As the amount of data available for systems to analyze is increasing by the day, the need for newer faster ways to capture all this data in continuous streams is also arising. Apache Hadoop is possibly one of the most widely used frameworks for distributed storage and processing of Big Data data sets. And with the help of various ingestion tools for Hadoop, it is now possible to capture raw sensor data as binary streams.
Three of the most popular Hadoop ingestion tools include Flume, Kafka, and Kinesis. This post aims at discussing the pros and cons of using each tool – from initial capturing of data to monitoring and scaling.
Before we dive into this further, let us understand what a binary stream is. Most data that becomes available – user logs, logs from IoT devices, etc are streams of text events that are generated by some user action. This data can be broken into chunks based on the event that happened – the user clicks on a button, a setting change, and so on. A binary data stream is one in which instead of breaking down the data stream by events, the data is collected in a continuous stream at a specific rate. The ingest tools in question capture this data and then push out the serialized data to Hadoop.

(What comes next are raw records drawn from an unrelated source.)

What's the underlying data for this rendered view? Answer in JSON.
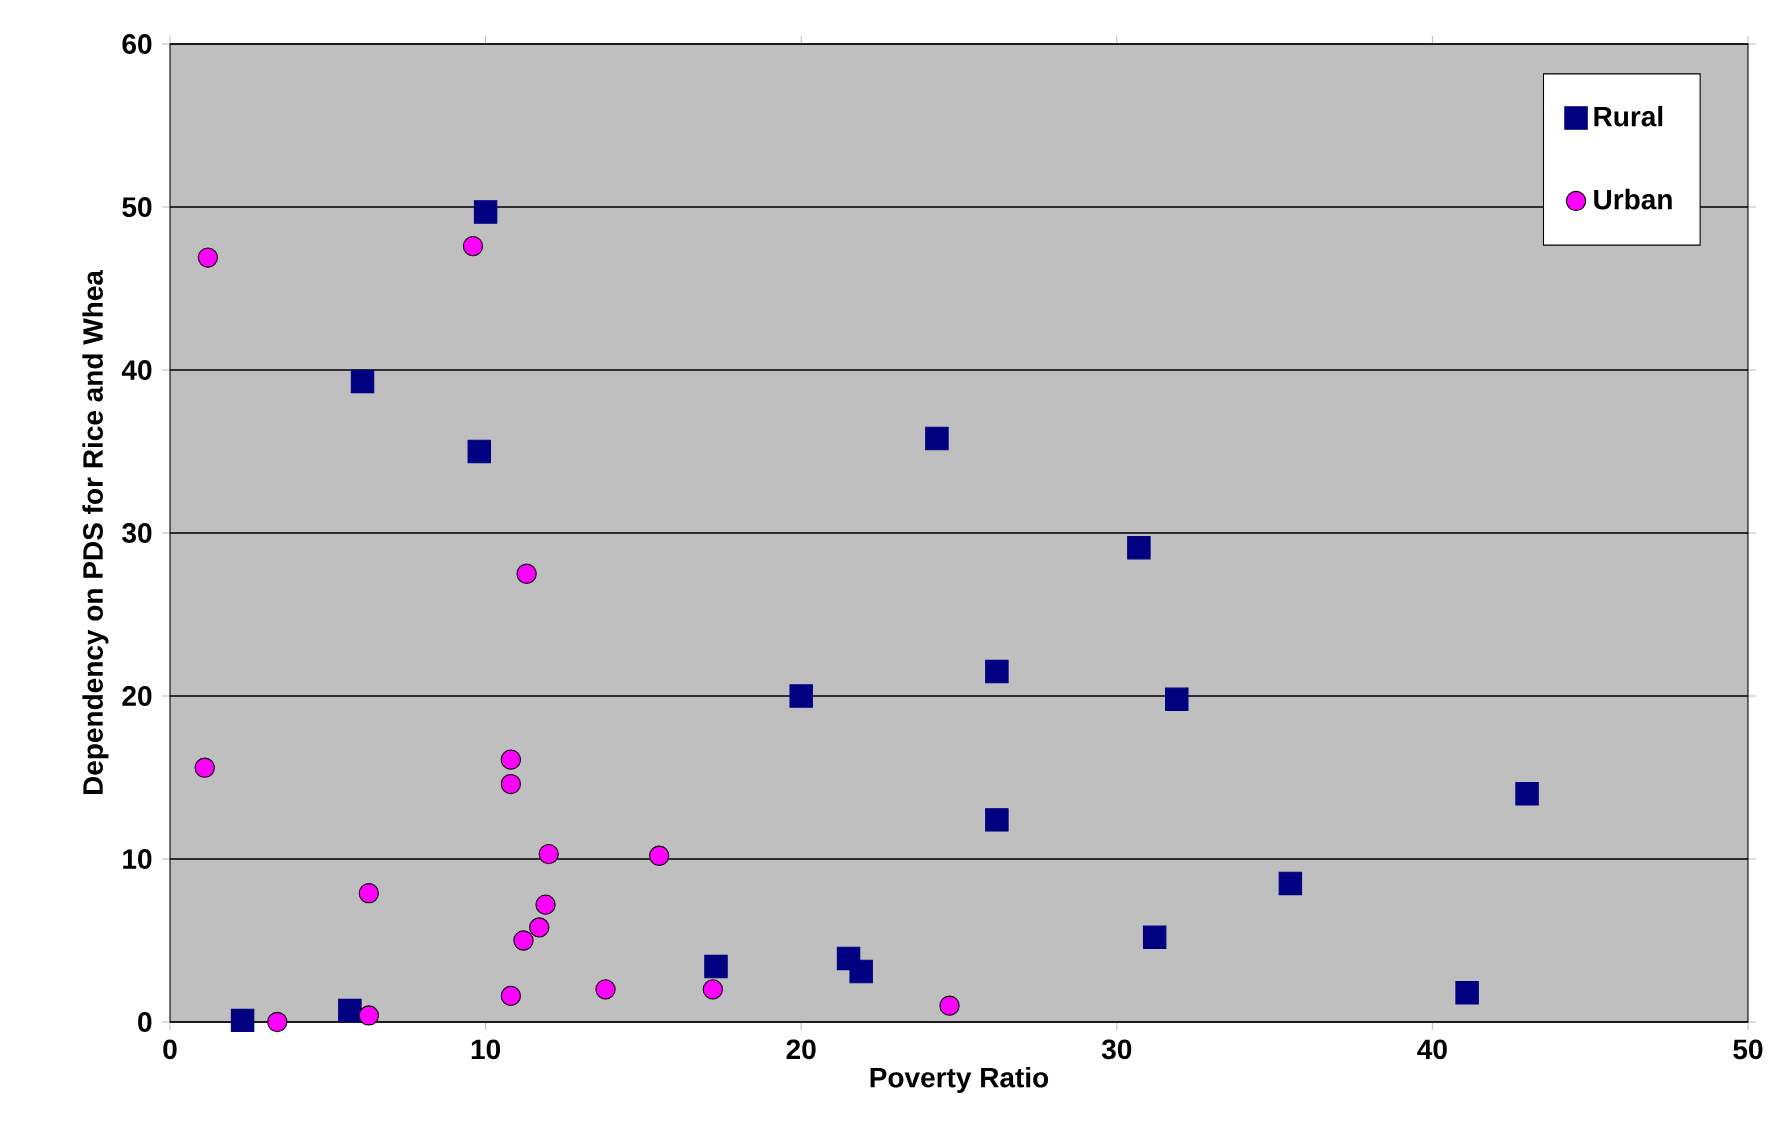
{
  "chart_data": {
    "type": "scatter",
    "xlabel": "Poverty Ratio",
    "ylabel": "Dependency on PDS for Rice and Whea",
    "xlim": [
      0,
      50
    ],
    "ylim": [
      0,
      60
    ],
    "xticks": [
      0,
      10,
      20,
      30,
      40,
      50
    ],
    "yticks": [
      0,
      10,
      20,
      30,
      40,
      50,
      60
    ],
    "grid": "y",
    "legend": "top right",
    "series": [
      {
        "name": "Rural",
        "color": "#000080",
        "marker": "square",
        "x": [
          2.3,
          5.7,
          6.1,
          10.0,
          9.8,
          17.3,
          20.0,
          21.5,
          21.9,
          24.3,
          26.2,
          26.2,
          30.7,
          31.2,
          31.9,
          35.5,
          41.1,
          43.0
        ],
        "values": [
          0.1,
          0.7,
          39.3,
          49.7,
          35.0,
          3.4,
          20.0,
          3.9,
          3.1,
          35.8,
          21.5,
          12.4,
          29.1,
          5.2,
          19.8,
          8.5,
          1.8,
          14.0
        ]
      },
      {
        "name": "Urban",
        "color": "#ff00ff",
        "marker": "circle",
        "x": [
          1.2,
          1.1,
          3.4,
          6.3,
          6.3,
          9.6,
          11.3,
          10.8,
          10.8,
          12.0,
          11.9,
          11.7,
          11.2,
          10.8,
          13.8,
          15.5,
          17.2,
          24.7
        ],
        "values": [
          46.9,
          15.6,
          0.0,
          7.9,
          0.4,
          47.6,
          27.5,
          16.1,
          14.6,
          10.3,
          7.2,
          5.8,
          5.0,
          1.6,
          2.0,
          10.2,
          2.0,
          1.0
        ]
      }
    ]
  }
}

Flume vs. Kafka vs. Kinesis:
Now, back to the ingestion tools. Both Flume and Kafka are provided by Apache whereas Kinesis is a fully managed service provided by Amazon.
Flume provides many pre-implemented sources for ingestion and also allows custom stream implementations. It provides two implementation patterns, Pollable source, and Event-Driven source. Which one you select depends on what best describes your use case. For scalability a Flume source hands-off messages to a channel. Multiple channels allow horizontal scaling as well.
Flume also allows configuring multiple collector hosts for continued availability in case of a collector failure.
Kafka is gaining popularity in the enterprise space as the ingestion tool to use. A streaming interface on Kafka is called a producer. Kafka also provides many producer implementations and also lets you implement your own interface. With Kafka, you need to build your consumer’s ability to plug into the data – there is no default monitoring implementation.
Scalability on Kafka is achieved by using partitions configured right inside the producer. Data is distributed across nodes in the cluster. A higher throughput requires more number of partitions. The tricky part of this could be selecting the right partition scheme. Generally, metadata from the source is used to partition the streams in a logical manner.
The best thing about Kafka is resiliency via distributed replicas. These replicas do not affect the throughput in any way. Kafka is also a hot favorite among most enterprises.
Kinesis is similar to Kafka in many ways. It is a fully managed service that integrates really well with other AWS services. This makes it easy to scale and process incoming information. Kinesis, unlike Flume and Kafka, only provides example implementations, there are no default producers available.
The one disadvantage Kinesis has over Kafka is that it is a cloud service. This introduces a latency when communicating with an on-premise source compared to the Kafka on-premise implementation.
So Which to Choose – Flume or Kafka of Kinesis:
The final choice of the ingestion tool really depends on your use case. If you want a highly fault-tolerant, DIY solution and can have developers for supporting it, Kafka is definitely the way to go. If you need something which is more out-of-the-box, use Kinesis or Flume. There again, choose wisely depending on how the data will be consumed. Kafka and Kinesis pull data whereas Flume pushes it out using something called data sinks.
There are other players as well like:
Apache Storm – also for data streaming but generally used for shorter terms, maybe an add-on to your existing Hadoop environment
Chukwa (a Hadoop subproject) – devoted to large scale log collection and analysis. It is built on top of HDFS and MapReduce and is highly scalable. It also includes a powerful monitoring toolkit
Streaming data gives a business the opportunity to identify real-time business value. Knowing the big players and which one works best for your use case is a great enabler for you to make the right architectural decisions.